KazakhstanIl rentre chez lui deux mois après son enterrement

Sa famille avait signalé sa disparition. Un corps retrouvé près de chez lui a été identifié comme étant, à 99,92%, le sien. C'était faux.

von
Michel Pralong
Le revenant n'est pas un mort-vivant. Il n'est tout simplement pas mort.

Le revenant n'est pas un mort-vivant. Il n'est tout simplement pas mort.

iStock

Sa nièce a failli avoir une attaque en le revoyant. Et pour cause, cela faisait deux mois qu'elle avait assisté à l'enterrement de son oncle. Cette histoire incroyable se déroule au Kazakhstan.

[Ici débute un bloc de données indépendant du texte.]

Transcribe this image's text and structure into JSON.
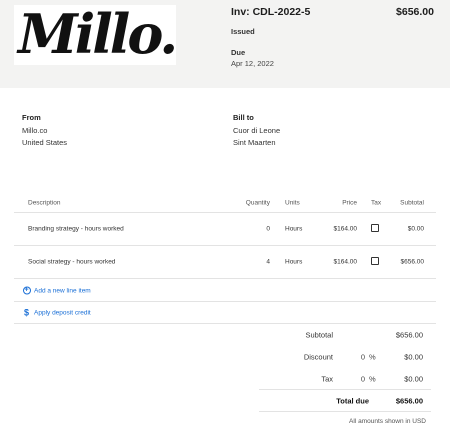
{
  "header": {
    "logo_text": "Millo.",
    "invoice_number": "Inv: CDL-2022-5",
    "invoice_total": "$656.00",
    "status": "Issued",
    "due_label": "Due",
    "due_date": "Apr 12, 2022"
  },
  "from": {
    "label": "From",
    "lines": [
      "Millo.co",
      "United States"
    ]
  },
  "bill_to": {
    "label": "Bill to",
    "lines": [
      "Cuor di Leone",
      "Sint Maarten"
    ]
  },
  "table": {
    "headers": {
      "description": "Description",
      "quantity": "Quantity",
      "units": "Units",
      "price": "Price",
      "tax": "Tax",
      "subtotal": "Subtotal"
    },
    "rows": [
      {
        "description": "Branding strategy - hours worked",
        "quantity": "0",
        "units": "Hours",
        "price": "$164.00",
        "tax_checked": false,
        "subtotal": "$0.00"
      },
      {
        "description": "Social strategy - hours worked",
        "quantity": "4",
        "units": "Hours",
        "price": "$164.00",
        "tax_checked": false,
        "subtotal": "$656.00"
      }
    ]
  },
  "actions": {
    "add_line": "Add a new line item",
    "add_line_icon": "plus-circle-icon",
    "deposit": "Apply deposit credit",
    "deposit_icon": "dollar-icon"
  },
  "totals": {
    "subtotal_label": "Subtotal",
    "subtotal_value": "$656.00",
    "discount_label": "Discount",
    "discount_percent": "0",
    "discount_value": "$0.00",
    "tax_label": "Tax",
    "tax_percent": "0",
    "tax_value": "$0.00",
    "percent_sign": "%",
    "total_due_label": "Total due",
    "total_due_value": "$656.00"
  },
  "footnote": "All amounts shown in USD",
  "colors": {
    "accent": "#1a6fd6",
    "header_bg": "#f3f3f2"
  }
}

Le 9 juillet, la famille d'Aigali Supugaliev, 63 ans, signale sa disparition. On ne l'a plus revu à son domicile dans la ville de Tomarly depuis quelques jours.

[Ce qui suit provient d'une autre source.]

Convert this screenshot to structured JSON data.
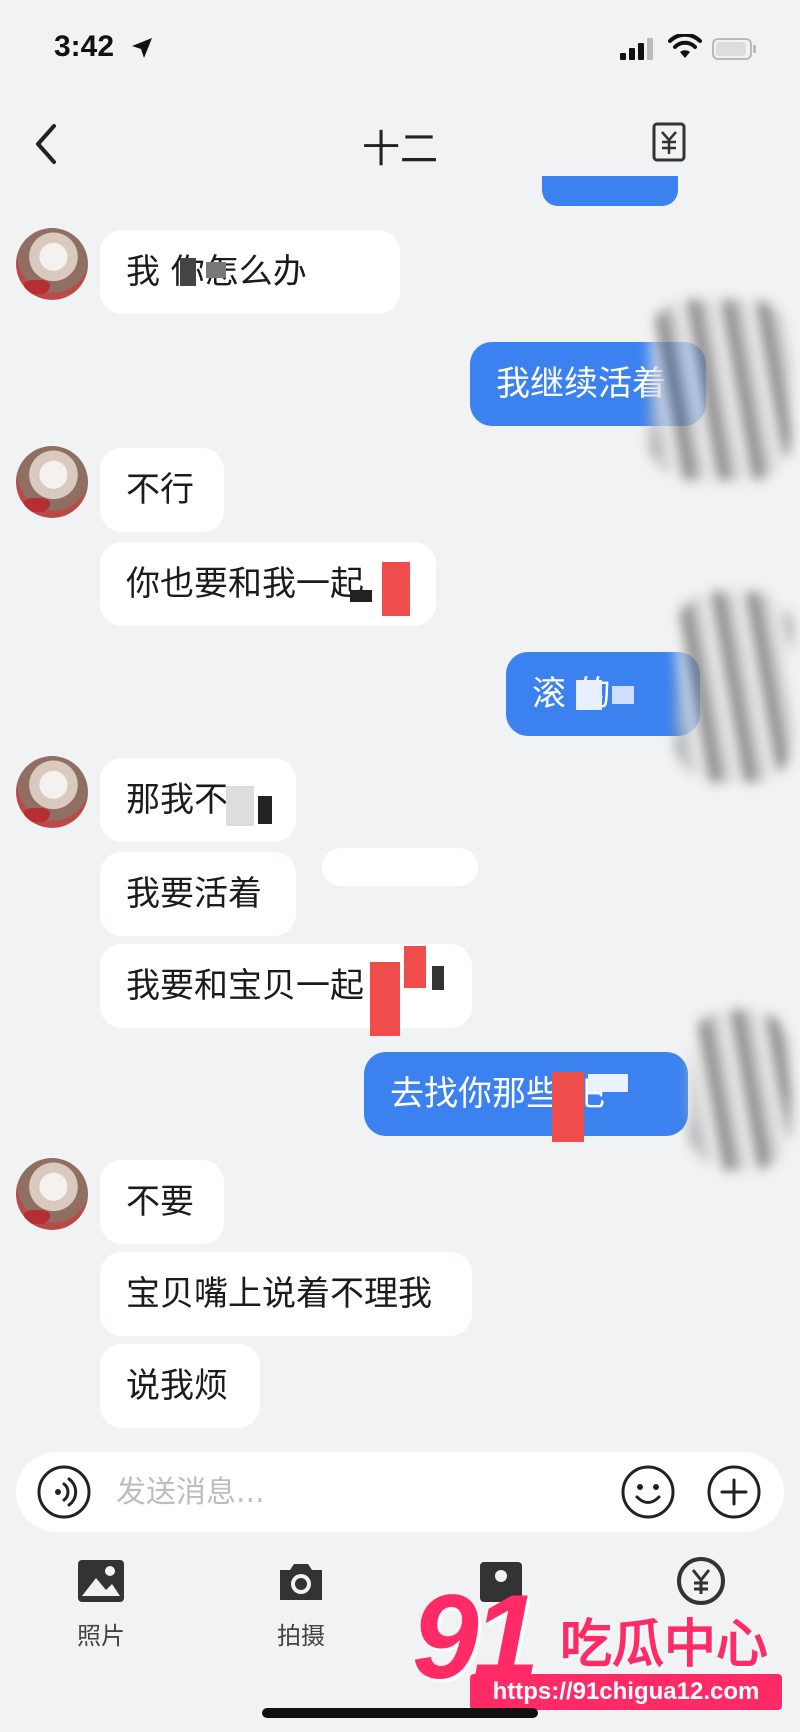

Deux mois plus tard, un corps en décomposition est retrouvé à proximité de chez lui, peut-on lire sur le site Metro. Un test ADN est effectué: la correspondance avec celui du disparu est de 99,92%. Conclusion: c'est bien son cadavre. Sa famille organise donc son enterrement.

Parti travailler ailleurs

Du coup, le voir revenir en parfaite santé a eu de quoi causer un choc à sa nièce. Aigali Supugaliev avait en fait trouvé un travail de quatre mois dans une ferme éloignée. Il était parti sans prévenir personne. Lui aussi a été surpris à son retour de découvrir sa pierre tombale, indiquant le jour de son décès: le 4 septembre 2018. Une pierre avec laquelle il a posé en photo. On pouvait en effet la retirer de la tombe, mais il restera à identifier le cadavre qui y est enterré.

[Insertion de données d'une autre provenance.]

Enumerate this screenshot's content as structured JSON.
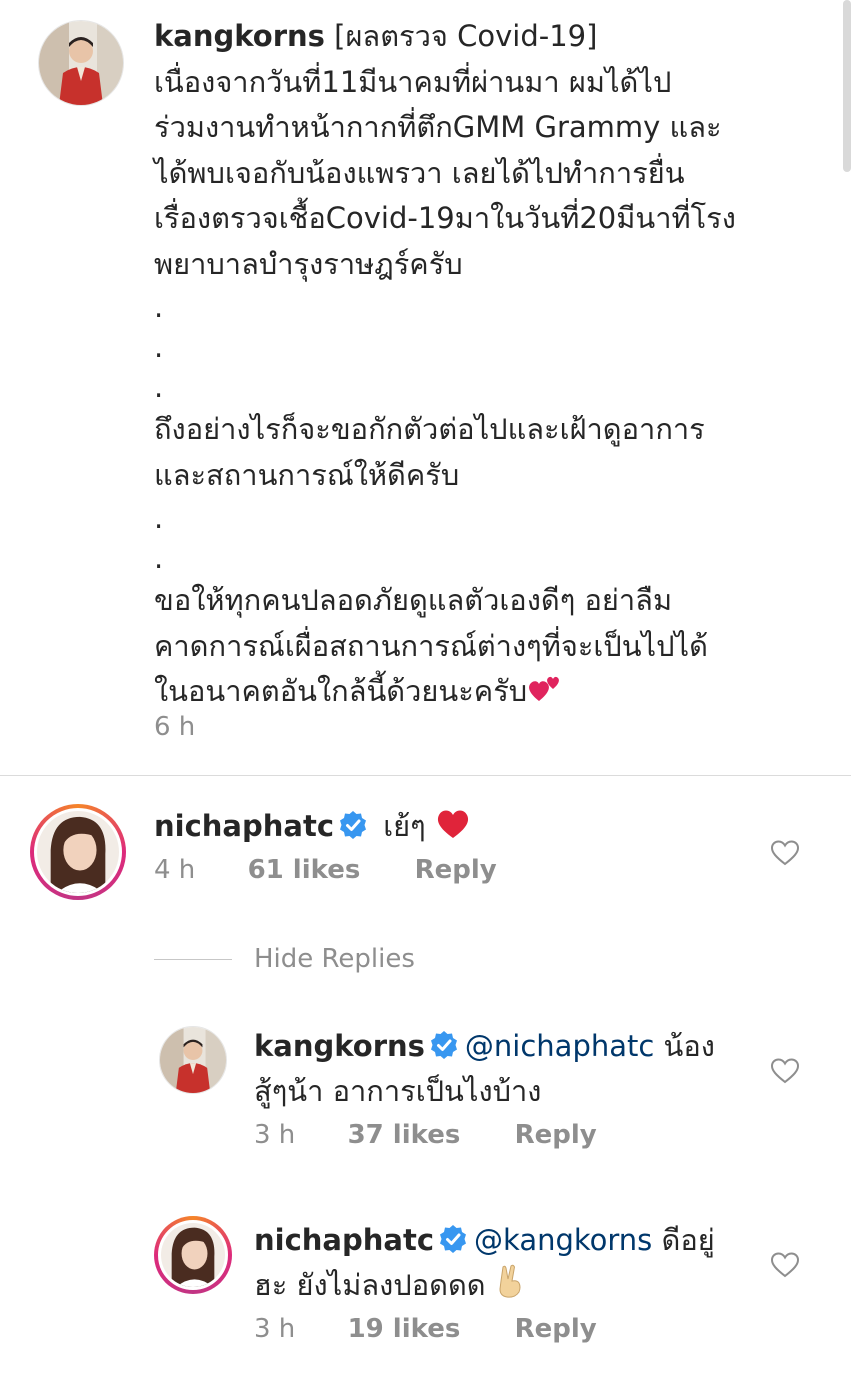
{
  "post": {
    "username": "kangkorns",
    "caption_lines": [
      " [ผลตรวจ Covid-19]",
      "เนื่องจากวันที่11มีนาคมที่ผ่านมา ผมได้ไป",
      "ร่วมงานทำหน้ากากที่ตึกGMM Grammy และ",
      "ได้พบเจอกับน้องแพรวา เลยได้ไปทำการยื่น",
      "เรื่องตรวจเชื้อCovid-19มาในวันที่20มีนาที่โรง",
      "พยาบาลบำรุงราษฎร์ครับ",
      ".",
      ".",
      ".",
      "ถึงอย่างไรก็จะขอกักตัวต่อไปและเฝ้าดูอาการ",
      "และสถานการณ์ให้ดีครับ",
      ".",
      ".",
      "ขอให้ทุกคนปลอดภัยดูแลตัวเองดีๆ อย่าลืม",
      "คาดการณ์เผื่อสถานการณ์ต่างๆที่จะเป็นไปได้",
      "ในอนาคตอันใกล้นี้ด้วยนะครับ"
    ],
    "caption_emoji": "two-hearts",
    "time": "6 h"
  },
  "comments": [
    {
      "username": "nichaphatc",
      "text": " เย้ๆ ",
      "time": "4 h",
      "likes": "61 likes",
      "reply": "Reply"
    }
  ],
  "hide_replies": "Hide Replies",
  "replies": [
    {
      "username": "kangkorns",
      "mention": "@nichaphatc",
      "text_line1": " น้อง",
      "text_line2": "สู้ๆน้า อาการเป็นไงบ้าง",
      "time": "3 h",
      "likes": "37 likes",
      "reply": "Reply"
    },
    {
      "username": "nichaphatc",
      "mention": "@kangkorns",
      "text_line1": " ดีอยู่",
      "text_line2": "ฮะ ยังไม่ลงปอดดด ",
      "time": "3 h",
      "likes": "19 likes",
      "reply": "Reply"
    }
  ],
  "colors": {
    "text": "#262626",
    "meta": "#8e8e8e",
    "mention": "#00376b",
    "verified": "#3897f0",
    "heart_red": "#ed4956",
    "divider": "#dbdbdb"
  }
}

«Vu le test ADN, nous étions sûrs qu'il s'agissait de lui. L'enterrement que nous lui avons organisé m'a d'ailleurs coûté cher, mais qu'importe», a déclaré son frère. Se retournera-t-il contre les légistes pour se faire rembourser? «Une indentification formelle est impossible, a réagi le scientifique qui a procédé à l'examen. N'oubliez pas les 0,8% de marge d'erreur!»